Well, ‘define the country’ up to a certain extent. Firstly, Syria and Egypt jointly agreed on forming the United Arab Republic, in 1958. But dissatisfaction with Egyptian dominance of the new state led to its dissolution again, after a military coup in Syria in 1961. The restored territorial integrity of Syria was then compromised by Israel, which captured a significant part of the Golan Heights after the 1967 and 1973 wars, an occupation that continues until today. We are going to see some of that on this trip, I believe.

often forgotten, Assad-pere, Hafez Assad, strated his career as an ordinairy coup ploter, of course (source: Wikimedia)

Politically, the independent country witnessed military coup after coup, after a brief democratic start.
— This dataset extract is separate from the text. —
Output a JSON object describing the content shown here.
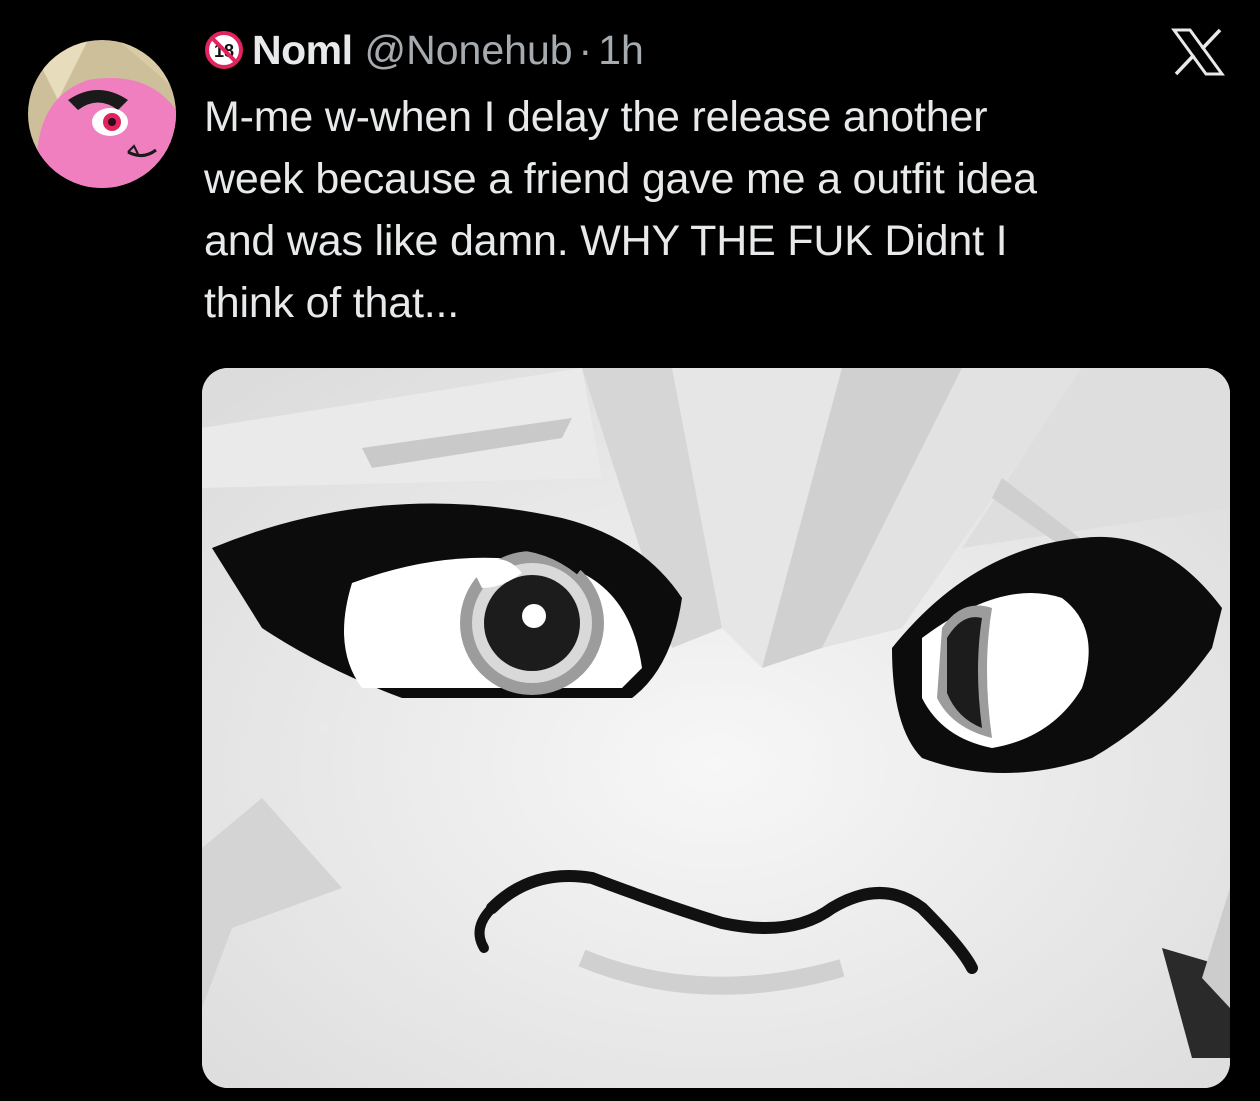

Then Hafez al-Assad, leading the military wing of the Ba’ath Party, grabbed power in 1970, and turned out to be the only coup plotter who had staying power, based on popularity amongst adherents to his anti-Israel policies and on harsh suppression of opponents – like the Muslim Brotherhood, which was savagely crushed in the city of Hama in 1982. Syria became, for the first time perhaps, a relatively stable country. Which is remarkable, given the many tensions and issues that play in the country, and in the wider Middle East: no Syrian history without the idea of Pan Arab unity, or the relationship with Lebanon and its civil war of the 1990s (or the assassination of its president Hariri in 2005), and what about the Kurdish minority, its links with the Turkish PKK, and thus tensions with neighbour Turkey, oh, and the rivalry with Iraq and its own Ba’ath party, and Iraq’s war with Iran, in which Syria supported Iran. And what about Sunni-Shiite rivalry, in which the Alawites – the Shiite breakaway group to which the Assad family belongs, as well as all of their trusted advisers surrounding the president – needed a fatwah from Ayatollah Khomeini to declare them true Muslims, because the presidency of Syria can only be fulfilled by a Muslim.

The 21st century

Yet, in the more recent past that stability proved elusive. In 2000 Assad-pere was succeeded by Assad-fils, Bashar al-Assad, which initially looked to be a good thing, promising change and modernisation. However, when the Arab Spring also sparked protests in Syria, the government responded with its tested and trusted approach, use of excessive violence to break up demonstrations. But this time the opposition formed its own militias and fought back, leading to a full blown civil war which took years. Initial international efforts, by the Arab League and later by the UN Security Council, to broker a cease fire came to nought, and individual governments started to support rebel groups (eg Turkey, Qatar and Saudi Arabia) or the Syrian government (Russia, Iran). But international military intervention never materialised, not even after the use of chemical weapons in 2013, despite calls from several corners. Direct support in the form of weapons and ammunition to rebel groups was also unpopular with western powers, because the opposition groups were far from united, and contained several Islamic factions, as well.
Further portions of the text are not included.